Ruba pezzi a uno scooter in sosta
con la sigaretta accesa:
innesca l’incendio e viene arrestato
I carabinieri del Nucleo Radiomobile della Compagnia di Fabriano hanno arrestato, in flagrante, per furto e danneggiamento, un ventenne nato nel Lazio e residente in Umbria. Il fatto è avvenuto nella notte appena trascorsa, poco prima delle 4 nel quartiere Borgo. In via Brodolini, infatti, la pattuglia in servizio ha scorto, da lontano, le fiamme in prossimità della vetrina di un’attività commerciale che era stata danneggiata. Mentre si avvicinavano velocemente i militari hanno notato un giovane che, con fare sospetto, saliva rapidamente a bordo di una macchina dove c’erano altri due ragazzi, seduti nei sedili posteriori che dormivano. Il giovane è stato fermato per l’identificazione dai militari comandati dal capitano Mirco Marcucci. Nel frattempo sono stati allertati i vigili del fuoco di Fabriano che hanno spento il rogo e messo in sicurezza l’area. Le fiamme, infatti, avevano divorato un motorino posteggiato in strada. Il giovane conducente del mezzo è stato subito interrogato. Poi la pattuglia ha notato che aveva le mani sporche di olio e che puzzavano di benzina. E’ scattata pertanto la perquisizione del veicolo.
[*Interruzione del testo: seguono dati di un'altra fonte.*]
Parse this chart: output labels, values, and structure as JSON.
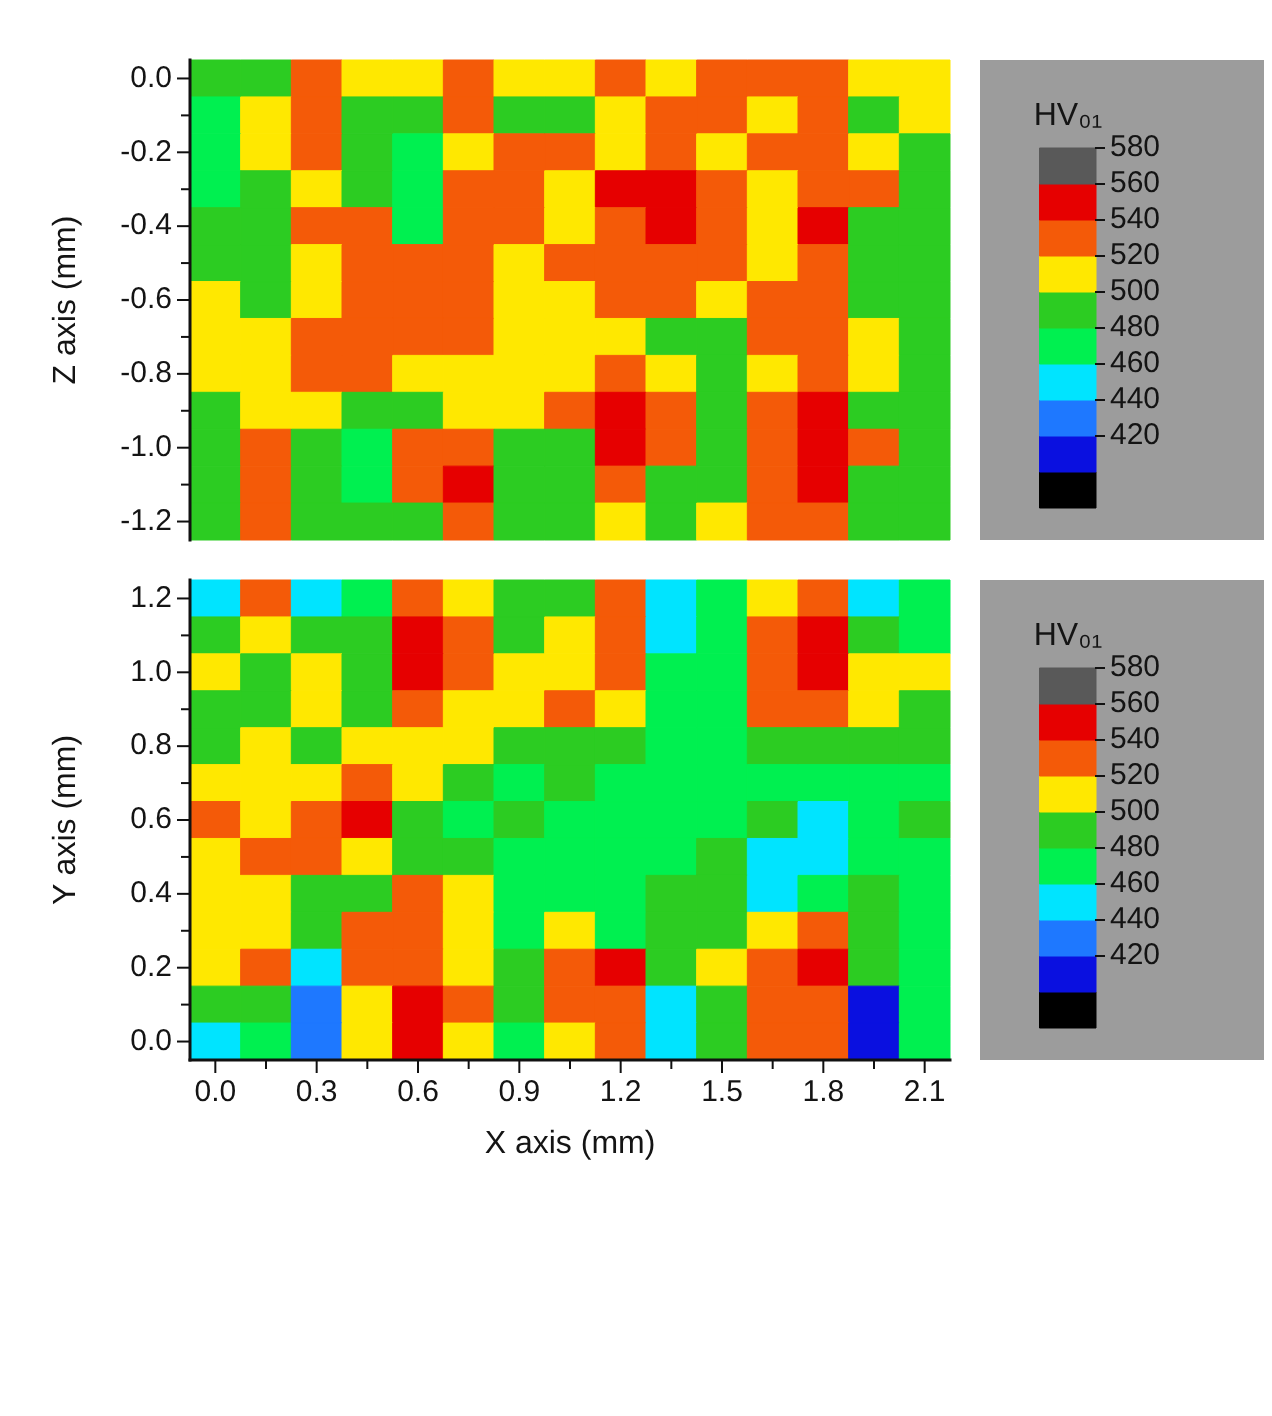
{
  "chart_data": [
    {
      "type": "heatmap",
      "ylabel": "Z axis (mm)",
      "tick_labels": "y",
      "clim": [
        380,
        580
      ],
      "cticks": [
        420,
        440,
        460,
        480,
        500,
        520,
        540,
        560,
        580
      ],
      "clabel": "HV₀₁",
      "categories": [
        "0.0",
        null,
        "0.3",
        null,
        "0.6",
        null,
        "0.9",
        null,
        "1.2",
        null,
        "1.5",
        null,
        "1.8",
        null,
        "2.1"
      ],
      "y_categories": [
        "0.0",
        null,
        "-0.2",
        null,
        "-0.4",
        null,
        "-0.6",
        null,
        "-0.8",
        null,
        "-1.0",
        null,
        "-1.2"
      ],
      "cells": [
        [
          480,
          490,
          530,
          510,
          510,
          530,
          510,
          510,
          530,
          510,
          530,
          530,
          530,
          510,
          510
        ],
        [
          470,
          510,
          530,
          490,
          490,
          530,
          490,
          490,
          510,
          530,
          530,
          510,
          530,
          490,
          510
        ],
        [
          470,
          510,
          530,
          490,
          470,
          510,
          530,
          530,
          510,
          530,
          510,
          530,
          530,
          510,
          490
        ],
        [
          470,
          490,
          510,
          490,
          470,
          530,
          530,
          510,
          550,
          550,
          530,
          510,
          530,
          530,
          490
        ],
        [
          490,
          490,
          530,
          530,
          470,
          530,
          530,
          510,
          530,
          550,
          530,
          510,
          550,
          490,
          490
        ],
        [
          490,
          490,
          510,
          530,
          530,
          530,
          510,
          530,
          530,
          530,
          530,
          510,
          530,
          490,
          490
        ],
        [
          510,
          490,
          510,
          530,
          530,
          530,
          510,
          510,
          530,
          530,
          510,
          530,
          530,
          490,
          490
        ],
        [
          510,
          510,
          530,
          530,
          530,
          530,
          510,
          510,
          510,
          490,
          490,
          530,
          530,
          510,
          490
        ],
        [
          510,
          510,
          530,
          530,
          510,
          510,
          510,
          510,
          530,
          510,
          490,
          510,
          530,
          510,
          490
        ],
        [
          490,
          510,
          510,
          490,
          490,
          510,
          510,
          530,
          550,
          530,
          490,
          530,
          550,
          490,
          490
        ],
        [
          490,
          530,
          490,
          470,
          530,
          530,
          490,
          490,
          550,
          530,
          490,
          530,
          550,
          530,
          490
        ],
        [
          490,
          530,
          490,
          470,
          530,
          550,
          490,
          490,
          530,
          490,
          490,
          530,
          550,
          490,
          490
        ],
        [
          490,
          530,
          490,
          490,
          490,
          530,
          490,
          490,
          510,
          490,
          510,
          530,
          530,
          490,
          490
        ]
      ]
    },
    {
      "type": "heatmap",
      "xlabel": "X axis (mm)",
      "ylabel": "Y axis (mm)",
      "clim": [
        380,
        580
      ],
      "cticks": [
        420,
        440,
        460,
        480,
        500,
        520,
        540,
        560,
        580
      ],
      "clabel": "HV₀₁",
      "categories": [
        "0.0",
        null,
        "0.3",
        null,
        "0.6",
        null,
        "0.9",
        null,
        "1.2",
        null,
        "1.5",
        null,
        "1.8",
        null,
        "2.1"
      ],
      "y_categories": [
        "1.2",
        null,
        "1.0",
        null,
        "0.8",
        null,
        "0.6",
        null,
        "0.4",
        null,
        "0.2",
        null,
        "0.0"
      ],
      "cells": [
        [
          450,
          530,
          450,
          470,
          530,
          510,
          490,
          480,
          530,
          450,
          470,
          510,
          530,
          450,
          460
        ],
        [
          490,
          510,
          480,
          490,
          550,
          530,
          480,
          510,
          530,
          450,
          470,
          530,
          550,
          490,
          460
        ],
        [
          510,
          490,
          510,
          490,
          550,
          530,
          510,
          510,
          530,
          460,
          470,
          530,
          550,
          510,
          510
        ],
        [
          490,
          490,
          510,
          490,
          530,
          510,
          510,
          530,
          510,
          470,
          470,
          530,
          530,
          510,
          480
        ],
        [
          490,
          510,
          490,
          510,
          510,
          510,
          490,
          490,
          490,
          470,
          470,
          490,
          480,
          480,
          480
        ],
        [
          510,
          510,
          510,
          530,
          510,
          490,
          470,
          480,
          470,
          470,
          470,
          470,
          470,
          460,
          470
        ],
        [
          530,
          510,
          530,
          550,
          490,
          470,
          480,
          470,
          470,
          470,
          470,
          480,
          450,
          470,
          480
        ],
        [
          510,
          530,
          530,
          510,
          490,
          490,
          470,
          470,
          470,
          470,
          480,
          450,
          450,
          470,
          460
        ],
        [
          510,
          510,
          490,
          480,
          530,
          510,
          470,
          470,
          470,
          480,
          480,
          450,
          470,
          480,
          470
        ],
        [
          510,
          510,
          490,
          530,
          530,
          510,
          470,
          510,
          470,
          480,
          480,
          510,
          530,
          480,
          470
        ],
        [
          510,
          530,
          450,
          530,
          530,
          510,
          480,
          530,
          550,
          480,
          510,
          530,
          550,
          480,
          460
        ],
        [
          490,
          480,
          430,
          510,
          550,
          530,
          480,
          530,
          530,
          450,
          480,
          530,
          530,
          410,
          460
        ],
        [
          450,
          460,
          430,
          510,
          550,
          510,
          460,
          510,
          530,
          450,
          480,
          530,
          530,
          410,
          460
        ]
      ]
    }
  ]
}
I carabinieri hanno rinvenuto pezzi di motorino, compatibili con quello che era andato distrutto poco prima, due caschi e un filtro, nel portabagagli.
E’ così emerso che quel giovane, pochi minuti prima, dopo aver fatto serata a Fabriano, una volta arrivato in via Brodolini e aver notato il motorino parcheggiato davanti al negozio, mentre i suoi amici dormivano profondamente, ha iniziato a smontare e rubare diverse componenti dello scooter dando per scontato di non essere notato. Quando, però, ha messo mano al tubo del carburante, con la sigaretta in bocca, il motorino ha preso fuoco. Una volta ricostruito il tutto, il giovane è stato arrestato in flagrante per furto e danneggiamento. Questa mattina l’arresto è stato convalidato dal giudice del Tribunale di Ancona ma il legale del giovane ha chiesto i termini in difesa. La presenza capillare del Nucleo Radiomobile, ogni notte, per le vie della città della carta è una risorsa: la pattuglia, in quella zona, in quel momento, ha fatto sì che il caso fosse risolto in tempo reale.